Ramblings on IT and Physics: November 2012

Friday, November 30, 2012

torque with slow response times

Last night torque started to really act up again with qstat and qsub taking anywhere from 0.1s to tens of minutes if they finished at all. Of course that screwed up any decent job submissions and caused our site to decent to mayhem. At the very same time slurm seems to have been operating quite nicely.

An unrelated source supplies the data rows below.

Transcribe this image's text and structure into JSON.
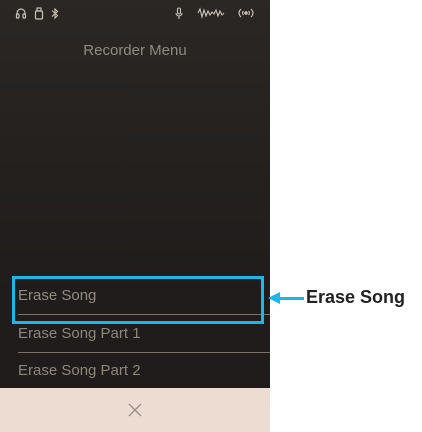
{
  "status_bar": {
    "icons": [
      "headphones-icon",
      "usb-icon",
      "bluetooth-icon",
      "mic-icon",
      "waveform-icon",
      "wireless-icon"
    ]
  },
  "screen": {
    "title": "Recorder Menu"
  },
  "menu": {
    "items": [
      {
        "label": "Erase Song",
        "selected": true
      },
      {
        "label": "Erase Song Part 1",
        "selected": false
      },
      {
        "label": "Erase Song Part 2",
        "selected": false
      }
    ]
  },
  "bottom_bar": {
    "close_icon": "close-icon"
  },
  "annotation": {
    "label": "Erase Song",
    "accent_color": "#1bb7e8"
  }
}
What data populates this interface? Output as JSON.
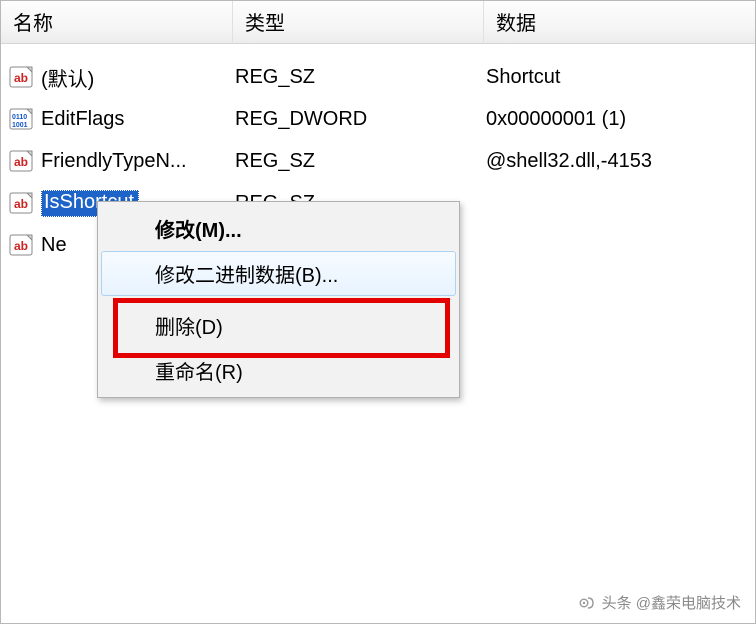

Tracking it down it seems to not be related to maui prioritization at all this time (which has been a culprit at times), but instead to pbs_server <-> pbs_mom communication. Running an strace with timing information I was able to determine that certain select() and close() syscalls took up 99% of the running time. Here's an example trace:

[root@torque-v-1 ~]# grep select torque.trace |ctime
260.509
[root@torque-v-1 ~]# grep close torque.trace |ctime
258.974
[root@torque-v-1 ~]# ctime torque.trace
524.117

So 519.5s / 524.1s was spent on those select/close calls. And the time spent on those calls seems to be pretty binary. It either takes no time or it takes 5s:

[root@torque-v-1 ~]# grep select torque.trace |cut -f1 -d'.'|sort |uniq -c
690 0
52 5

You'll notice that there were a majority of calls that succeeded though. Trying to map the nodes that cause this didn't lead anywhere. Only a few nodes were repeat offenders with a total of 37 different nodes causing this, which points to a more generic network hiccup. So either it's on the server where torque is running or on the full network.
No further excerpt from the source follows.